I'm going to compare this to Lord of War because it's the same writer/director and I watched them back to back.
The main reason I want to compare them is that going into Lord of War, I half expected a testosterone-fueled action movie of some kind, but to my surprise, that ended up being much more thought-provoking and satirical than I ever expected it to be. Not to mention the attention to detail in that.
This is why it seems like such a shame to me that this turned out the way it did. I think this movie has a genuinely brilliant concept, and all I wanted from this was for that to be explored in interesting ways and to be really thought-provoking, which it is for the first thirty minutes, but after that, it becomes nothing more but a bunch of lame action sequences and stops exploring the concept almost entirely.
not a bad dystopia sci-fi film but it struggles to stay ahead of its own game. The concept and premise is almost totally weighed down by its mysteriousness throughout tho. Time/life/currency thing seems all clear at points only to raise some questions the next scene.
Timberlake is good. Wish Olivia Wilde was in place of Amanda Seyfried as the heroine/love interest....
Alot of chasing and what not for most of the second half. Cilian Murphy never has enough expression in his face, so I found him hard to believe as the cop.
I guess that's what hinders the movie, suspension of disbelief at the premise is not maintained very well, too fine a line and so other than the fun of watching Timberlake outwit ppl and run around with pretty Amanda....we're left too close to falling over the line.
Great premise. Could've been done a lot better.

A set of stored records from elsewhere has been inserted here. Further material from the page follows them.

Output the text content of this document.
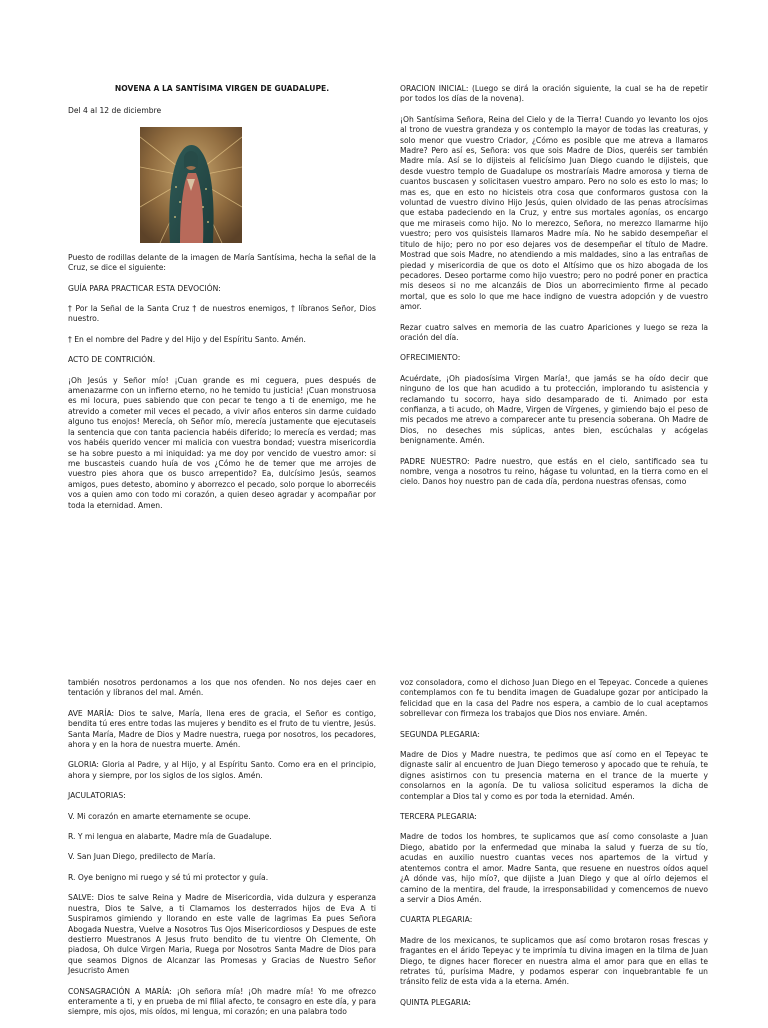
NOVENA A LA SANTÍSIMA VIRGEN DE GUADALUPE.

Del 4 al 12 de diciembre

Puesto de rodillas delante de la imagen de María Santísima, hecha la señal de la Cruz, se dice el siguiente:

GUÍA PARA PRACTICAR ESTA DEVOCIÓN:

† Por la Señal de la Santa Cruz † de nuestros enemigos, † líbranos Señor, Dios nuestro.

† En el nombre del Padre y del Hijo y del Espíritu Santo. Amén.

ACTO DE CONTRICIÓN.

¡Oh Jesús y Señor mío! ¡Cuan grande es mi ceguera, pues después de amenazarme con un infierno eterno, no he temido tu justicia! ¡Cuan monstruosa es mi locura, pues sabiendo que con pecar te tengo a ti de enemigo, me he atrevido a cometer mil veces el pecado, a vivir años enteros sin darme cuidado alguno tus enojos! Merecía, oh Señor mío, merecía justamente que ejecutaseis la sentencia que con tanta paciencia habéis diferido; lo merecía es verdad; mas vos habéis querido vencer mi malicia con vuestra bondad; vuestra misericordia se ha sobre puesto a mi iniquidad: ya me doy por vencido de vuestro amor: si me buscasteis cuando huía de vos ¿Cómo he de temer que me arrojes de vuestro pies ahora que os busco arrepentido? Ea, dulcísimo Jesús, seamos amigos, pues detesto, abomino y aborrezco el pecado, solo porque lo aborrecéis vos a quien amo con todo mi corazón, a quien deseo agradar y acompañar por toda la eternidad. Amen.

ORACION INICIAL: (Luego se dirá la oración siguiente, la cual se ha de repetir por todos los días de la novena).

¡Oh Santísima Señora, Reina del Cielo y de la Tierra! Cuando yo levanto los ojos al trono de vuestra grandeza y os contemplo la mayor de todas las creaturas, y solo menor que vuestro Criador, ¿Cómo es posible que me atreva a llamaros Madre? Pero así es, Señora: vos que sois Madre de Dios, queréis ser también Madre mía. Así se lo dijisteis al felicísimo Juan Diego cuando le dijisteis, que desde vuestro templo de Guadalupe os mostraríais Madre amorosa y tierna de cuantos buscasen y solicitasen vuestro amparo. Pero no solo es esto lo mas; lo mas es, que en esto no hicisteis otra cosa que conformaros gustosa con la voluntad de vuestro divino Hijo Jesús, quien olvidado de las penas atrocísimas que estaba padeciendo en la Cruz, y entre sus mortales agonías, os encargo que me miraseis como hijo. No lo merezco, Señora, no merezco llamarme hijo vuestro; pero vos quisisteis llamaros Madre mía. No he sabido desempeñar el titulo de hijo; pero no por eso dejares vos de desempeñar el título de Madre. Mostrad que sois Madre, no atendiendo a mis maldades, sino a las entrañas de piedad y misericordia de que os doto el Altísimo que os hizo abogada de los pecadores. Deseo portarme como hijo vuestro; pero no podré poner en practica mis deseos si no me alcanzáis de Dios un aborrecimiento firme al pecado mortal, que es solo lo que me hace indigno de vuestra adopción y de vuestro amor.

Rezar cuatro salves en memoria de las cuatro Apariciones y luego se reza la oración del día.

OFRECIMIENTO:

Acuérdate, ¡Oh piadosísima Virgen María!, que jamás se ha oído decir que ninguno de los que han acudido a tu protección, implorando tu asistencia y reclamando tu socorro, haya sido desamparado de ti. Animado por esta confianza, a ti acudo, oh Madre, Virgen de Vírgenes, y gimiendo bajo el peso de mis pecados me atrevo a comparecer ante tu presencia soberana. Oh Madre de Dios, no deseches mis súplicas, antes bien, escúchalas y acógelas benignamente. Amén.

PADRE NUESTRO: Padre nuestro, que estás en el cielo, santificado sea tu nombre, venga a nosotros tu reino, hágase tu voluntad, en la tierra como en el cielo. Danos hoy nuestro pan de cada día, perdona nuestras ofensas, como

también nosotros perdonamos a los que nos ofenden. No nos dejes caer en tentación y líbranos del mal. Amén.

AVE MARÍA: Dios te salve, María, llena eres de gracia, el Señor es contigo, bendita tú eres entre todas las mujeres y bendito es el fruto de tu vientre, Jesús. Santa María, Madre de Dios y Madre nuestra, ruega por nosotros, los pecadores, ahora y en la hora de nuestra muerte. Amén.

GLORIA: Gloria al Padre, y al Hijo, y al Espíritu Santo. Como era en el principio, ahora y siempre, por los siglos de los siglos. Amén.

JACULATORIAS:

V. Mi corazón en amarte eternamente se ocupe.

R. Y mi lengua en alabarte, Madre mía de Guadalupe.

V. San Juan Diego, predilecto de María.

R. Oye benigno mi ruego y sé tú mi protector y guía.

SALVE: Dios te salve Reina y Madre de Misericordia, vida dulzura y esperanza nuestra, Dios te Salve, a ti Clamamos los desterrados hijos de Eva A ti Suspiramos gimiendo y llorando en este valle de lagrimas Ea pues Señora Abogada Nuestra, Vuelve a Nosotros Tus Ojos Misericordiosos y Despues de este destierro Muestranos A Jesus fruto bendito de tu vientre Oh Clemente, Oh piadosa, Oh dulce Virgen Maria, Ruega por Nosotros Santa Madre de Dios para que seamos Dignos de Alcanzar las Promesas y Gracias de Nuestro Señor Jesucristo Amen

CONSAGRACIÓN A MARÍA: ¡Oh señora mía! ¡Oh madre mía! Yo me ofrezco enteramente a ti, y en prueba de mi filial afecto, te consagro en este día, y para siempre, mis ojos, mis oídos, mi lengua, mi corazón; en una palabra todo

voz consoladora, como el dichoso Juan Diego en el Tepeyac. Concede a quienes contemplamos con fe tu bendita imagen de Guadalupe gozar por anticipado la felicidad que en la casa del Padre nos espera, a cambio de lo cual aceptamos sobrellevar con firmeza los trabajos que Dios nos enviare. Amén.

SEGUNDA PLEGARIA:

Madre de Dios y Madre nuestra, te pedimos que así como en el Tepeyac te dignaste salir al encuentro de Juan Diego temeroso y apocado que te rehuía, te dignes asistirnos con tu presencia materna en el trance de la muerte y consolarnos en la agonía. De tu valiosa solicitud esperamos la dicha de contemplar a Dios tal y como es por toda la eternidad. Amén.

TERCERA PLEGARIA:

Madre de todos los hombres, te suplicamos que así como consolaste a Juan Diego, abatido por la enfermedad que minaba la salud y fuerza de su tío, acudas en auxilio nuestro cuantas veces nos apartemos de la virtud y atentemos contra el amor. Madre Santa, que resuene en nuestros oídos aquel ¿A dónde vas, hijo mío?, que dijiste a Juan Diego y que al oírlo dejemos el camino de la mentira, del fraude, la irresponsabilidad y comencemos de nuevo a servir a Dios Amén.

CUARTA PLEGARIA:

Madre de los mexicanos, te suplicamos que así como brotaron rosas frescas y fragantes en el árido Tepeyac y te imprimía tu divina imagen en la tilma de Juan Diego, te dignes hacer florecer en nuestra alma el amor para que en ellas te retrates tú, purísima Madre, y podamos esperar con inquebrantable fe un tránsito feliz de esta vida a la eterna. Amén.

QUINTA PLEGARIA:
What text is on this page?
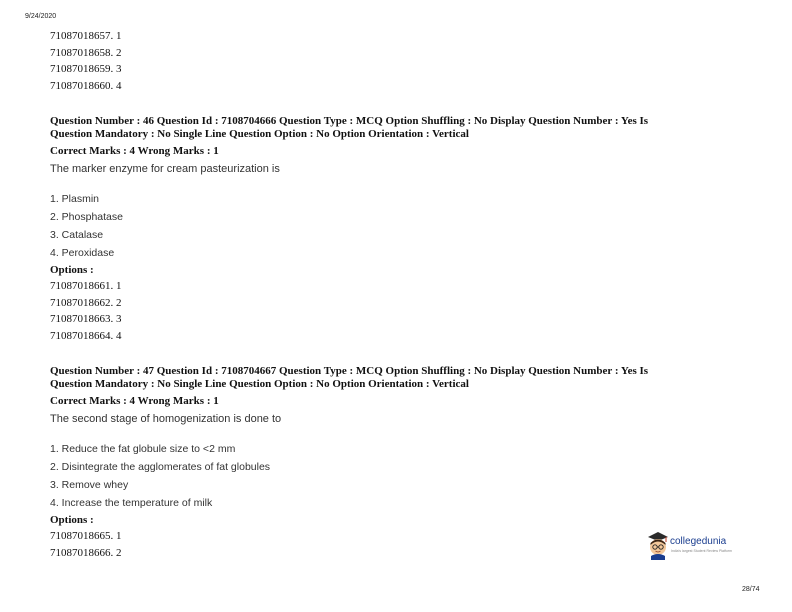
9/24/2020
71087018657. 1
71087018658. 2
71087018659. 3
71087018660. 4
Question Number : 46 Question Id : 7108704666 Question Type : MCQ Option Shuffling : No Display Question Number : Yes Is
Question Mandatory : No Single Line Question Option : No Option Orientation : Vertical
Correct Marks : 4 Wrong Marks : 1
The marker enzyme for cream pasteurization is
1. Plasmin
2. Phosphatase
3. Catalase
4. Peroxidase
Options :
71087018661. 1
71087018662. 2
71087018663. 3
71087018664. 4
Question Number : 47 Question Id : 7108704667 Question Type : MCQ Option Shuffling : No Display Question Number : Yes Is
Question Mandatory : No Single Line Question Option : No Option Orientation : Vertical
Correct Marks : 4 Wrong Marks : 1
The second stage of homogenization is done to
1. Reduce the fat globule size to <2 mm
2. Disintegrate the agglomerates of fat globules
3. Remove whey
4. Increase the temperature of milk
Options :
71087018665. 1
71087018666. 2
collegedunia
India's largest Student Review Platform
28/74
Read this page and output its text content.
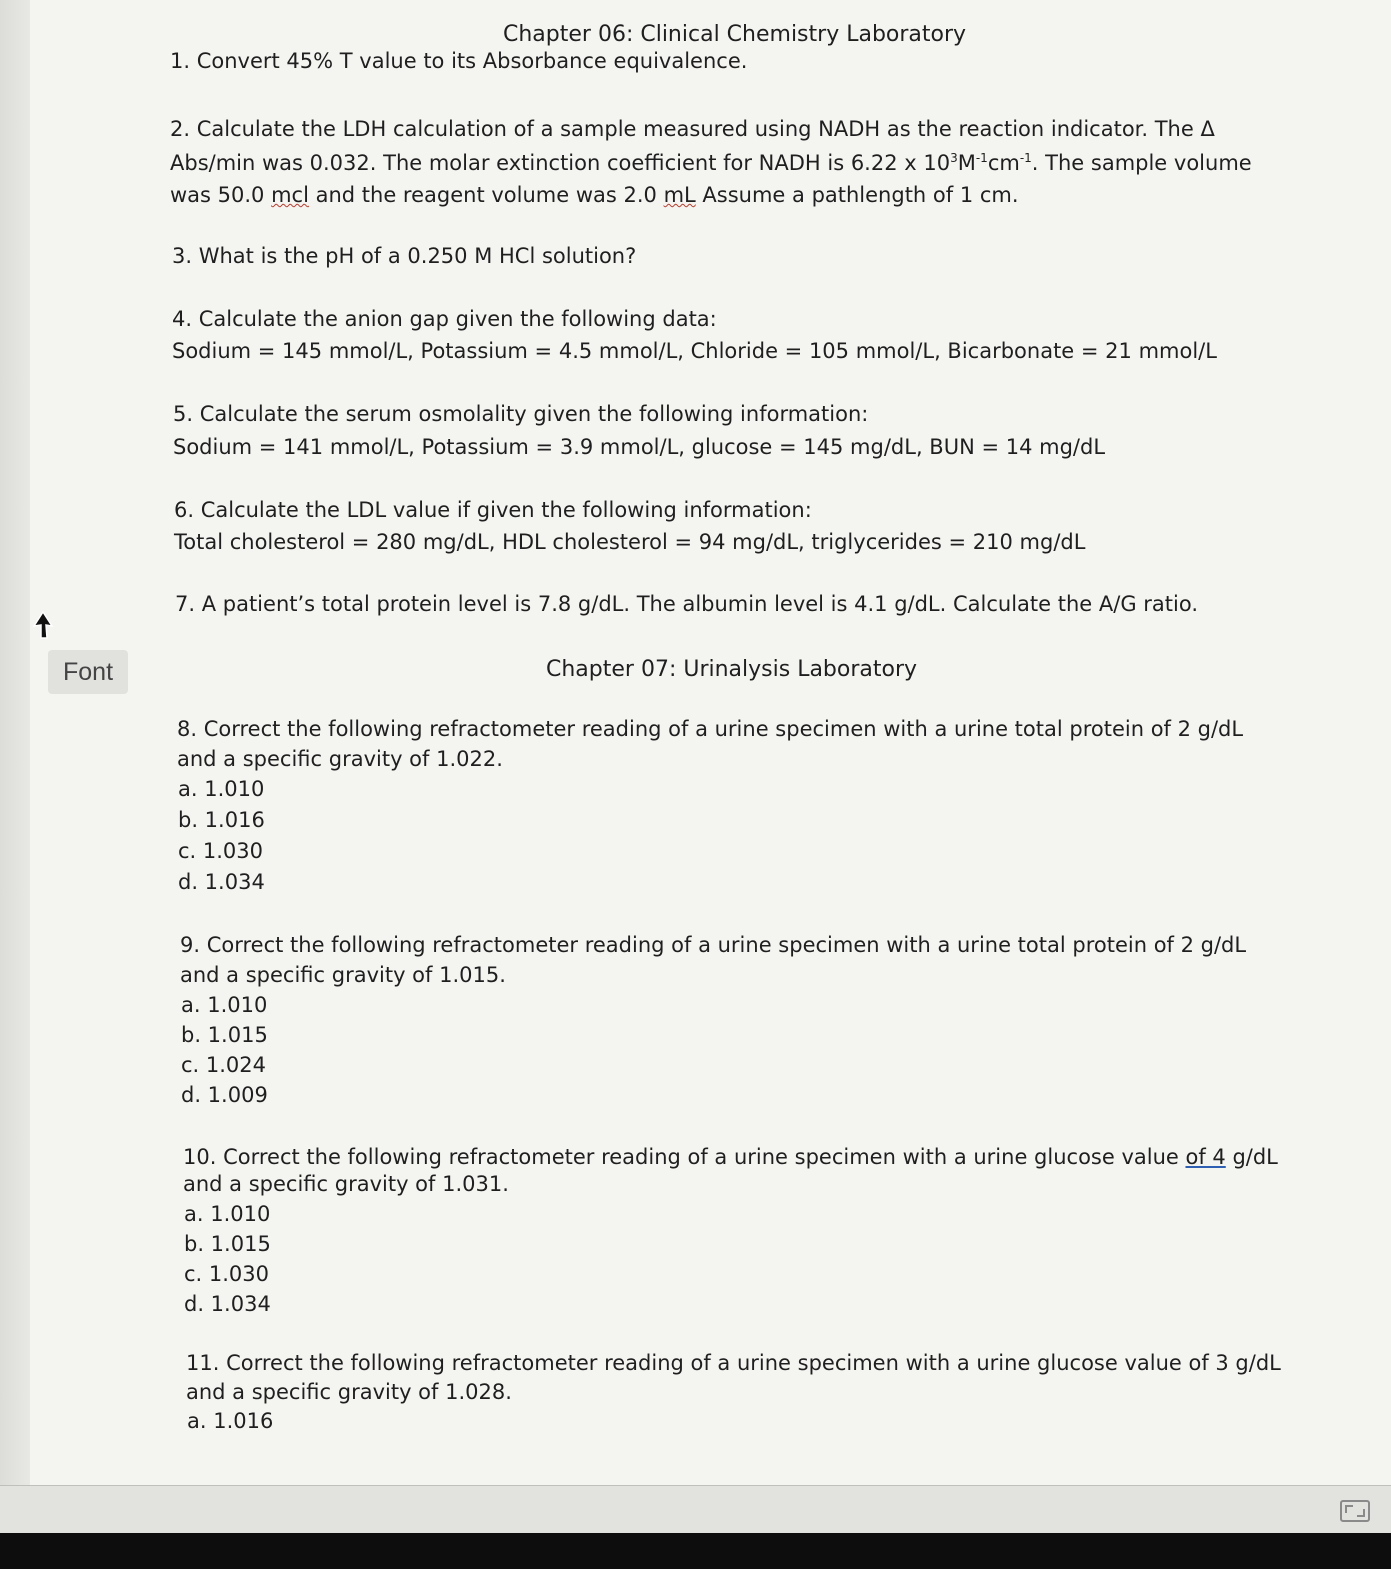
Font
Chapter 06: Clinical Chemistry Laboratory
1. Convert 45% T value to its Absorbance equivalence.
2. Calculate the LDH calculation of a sample measured using NADH as the reaction indicator. The Δ
Abs/min was 0.032. The molar extinction coefficient for NADH is 6.22 x $10^3M^{-1}cm^{-1}$. The sample volume
was 50.0 mcl and the reagent volume was 2.0 mL Assume a pathlength of 1 cm.
3. What is the pH of a 0.250 M HCl solution?
4. Calculate the anion gap given the following data:
Sodium = 145 mmol/L, Potassium = 4.5 mmol/L, Chloride = 105 mmol/L, Bicarbonate = 21 mmol/L
5. Calculate the serum osmolality given the following information:
Sodium = 141 mmol/L, Potassium = 3.9 mmol/L, glucose = 145 mg/dL, BUN = 14 mg/dL
6. Calculate the LDL value if given the following information:
Total cholesterol = 280 mg/dL, HDL cholesterol = 94 mg/dL, triglycerides = 210 mg/dL
7. A patient’s total protein level is 7.8 g/dL. The albumin level is 4.1 g/dL. Calculate the A/G ratio.
Chapter 07: Urinalysis Laboratory
8. Correct the following refractometer reading of a urine specimen with a urine total protein of 2 g/dL
and a specific gravity of 1.022.
a. 1.010
b. 1.016
c. 1.030
d. 1.034
9. Correct the following refractometer reading of a urine specimen with a urine total protein of 2 g/dL
and a specific gravity of 1.015.
a. 1.010
b. 1.015
c. 1.024
d. 1.009
10. Correct the following refractometer reading of a urine specimen with a urine glucose value of 4 g/dL
and a specific gravity of 1.031.
a. 1.010
b. 1.015
c. 1.030
d. 1.034
11. Correct the following refractometer reading of a urine specimen with a urine glucose value of 3 g/dL
and a specific gravity of 1.028.
a. 1.016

In Time is a flawed but underrated sci-fi film, portraying an intriguing premise. Justin Timberlake delivers a surprisingly good performance, while the likes of Olivia Wilde and Cillian Murphy are also highlights.
An excellent premise, executed well for the first half. Still fairly enjoyable though, I wouldn't say give it a miss.
Right now, I'm in between a 3 and a 3.5 on this movie. On one hand, it's very entertaining and quite interesting as well. But on the other hand it's generic and poorly written. There are some good action sequences and good performances from the cast as well. Overall, it's a pretty solid action flick.
Not too bad but neither great.
Writer-Director Andrew Niccol (Gattaca) brings us a new sci-fi flick, In Time, that examines the idea of “time is money” and the powerful sense of greed surrounding that very notion. Now here is where I usually write a little bit on the film’s plot, you know, presenting the exposition so you know what the film is about. But why should I write one when I can just quote the expositional monologue voiceover by lead actor Justin Timberlake in the opening credits of the film.
“We’re genetically engineered to stop aging at 25. The trouble is, we live only one more year. Unless we can get more time. Time is now the currency. We earn and spend it. The…
Film No. 3 in The 13th Robinson Film Festival. In Time.
A decent yet ironically overly long Action Thriller that holds strong mainly down to its great characters. A little busy on the ideas front but decides to sensibly follow the straight forward Action Thriller route stopping itself from getting bogged down under the weight of its own ideas and points.